In 1970, at least 50 regional US newspapers had consumer rights reporters and hundreds carried syndicated columns on the topic, former Detroit Free Press reporter Trudy Lieberman recounts in a mournful history of the industry. They tackled fraud and misleading practices, using the bully pulpit of a big audience to browbeat companies.

Advertiser pushback, political opposition and the rise of a new trade group, the Business Roundtable, took the air out of the movement in the 1980s and 1990s, Lieberman says.

In recent years, the collapse of local journalism altogether has meant thousands more journalists have left the industry and multiple news outlets shut. Since 2000, close to 3,500 local newspapers have vanished, and the ones that remain are “profoundly different”, with limited coverage and changed ownership, a Northwestern University study found in late 2025.

“The reality is, at most small regional papers and some bigger ones, their staffs have been cut so far to the bone many of them don’t even have a business section any more,” much less a consumer reporter, said Jane Sasseen, executive director of the McGraw Center for Business Journalism at the City University of New York and a veteran business editor.
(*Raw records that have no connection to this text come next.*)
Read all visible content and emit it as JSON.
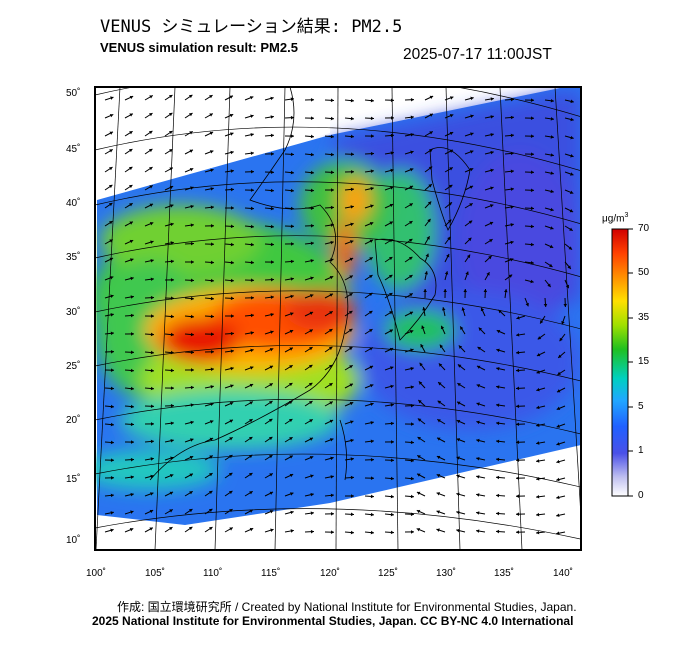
{
  "title_jp": "VENUS シミュレーション結果: PM2.5",
  "title_en": "VENUS simulation result: PM2.5",
  "timestamp": "2025-07-17 11:00JST",
  "lat_ticks": [
    "50˚",
    "45˚",
    "40˚",
    "35˚",
    "30˚",
    "25˚",
    "20˚",
    "15˚",
    "10˚"
  ],
  "lon_ticks": [
    "100˚",
    "105˚",
    "110˚",
    "115˚",
    "120˚",
    "125˚",
    "130˚",
    "135˚",
    "140˚"
  ],
  "colorbar": {
    "unit": "μg/m",
    "unit_sup": "3",
    "labels": [
      "70",
      "50",
      "35",
      "15",
      "5",
      "1",
      "0"
    ],
    "colors": [
      "#d00000",
      "#ff4000",
      "#ffa000",
      "#ffee00",
      "#a0e000",
      "#20c020",
      "#00d8c0",
      "#20a8ff",
      "#2060ff",
      "#4a50e8",
      "#c0c0f0",
      "#ffffff"
    ]
  },
  "footer": {
    "credit": "作成: 国立環境研究所 / Created by National Institute for Environmental Studies, Japan.",
    "license": "2025 National Institute for Environmental Studies, Japan. CC BY-NC 4.0 International"
  }
}
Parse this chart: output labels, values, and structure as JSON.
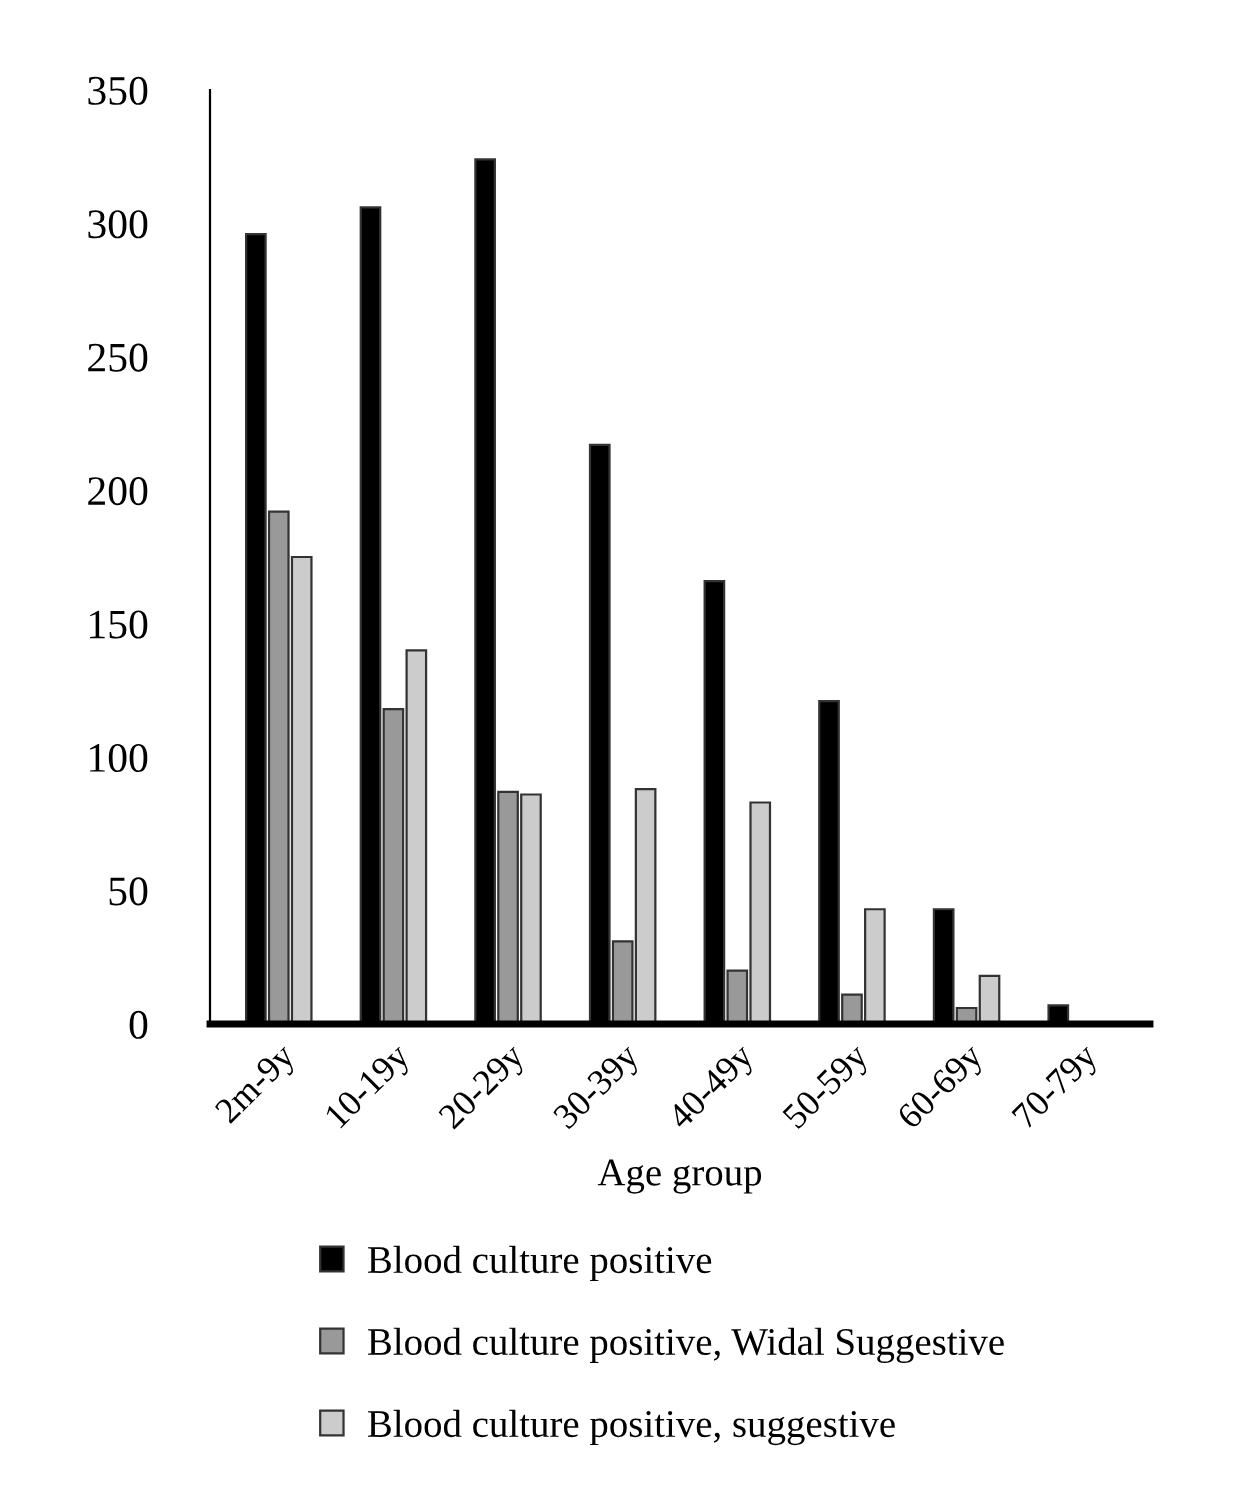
{
  "chart_data": {
    "type": "bar",
    "xlabel": "Age group",
    "categories": [
      "2m-9y",
      "10-19y",
      "20-29y",
      "30-39y",
      "40-49y",
      "50-59y",
      "60-69y",
      "70-79y"
    ],
    "series": [
      {
        "name": "Blood culture positive",
        "color": "#000000",
        "values": [
          296,
          306,
          324,
          217,
          166,
          121,
          43,
          7
        ]
      },
      {
        "name": "Blood culture positive, Widal Suggestive",
        "color": "#999999",
        "values": [
          192,
          118,
          87,
          31,
          20,
          11,
          6,
          null
        ]
      },
      {
        "name": "Blood culture positive, suggestive",
        "color": "#cccccc",
        "values": [
          175,
          140,
          86,
          88,
          83,
          43,
          18,
          null
        ]
      }
    ],
    "ylim": [
      0,
      350
    ],
    "yticks": [
      0,
      50,
      100,
      150,
      200,
      250,
      300,
      350
    ],
    "grid": false,
    "legend": "bottom"
  }
}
Companies still face tough investigations from other watchdog media, including a crop of new non-profits.

Consumer Reports, which has been testing products for 90 years, recently pushed Instacart to abandon algorithmic grocery pricing, after an investigation with More Perfect Union and others. Investigative nonprofit ProPublica examined exploitive drug pricing in life-saving medications and Public Health Watch pushed Houston to change its permitting policies. The Guardian series The Price We Pay has investigated corporate overcharging and sparked state action.

At the same time, a growing group of “citizen journalists” online are attracting millions of views as they share tips on slashing medical bills and cutting grocery costs, enlist their followers to test meat weights, explain where your eggs come from and make apps that show how a handful of companies control most big brands.

So far, it isn’t enough to offset a rising tide of company misconduct. “Because there are fewer [journalists] looking at this issue, companies are getting away with more,” said Jeffrey Timmermans, director of the Reynolds Center for Business Journalism at Arizona State University.

In coming weeks, Consumed will explore US consumers’ most common frustrations, look at how corporate America’s view of customers has changed and talk to the most powerful consumer advocates and consumer protection officials in the country about what’s next.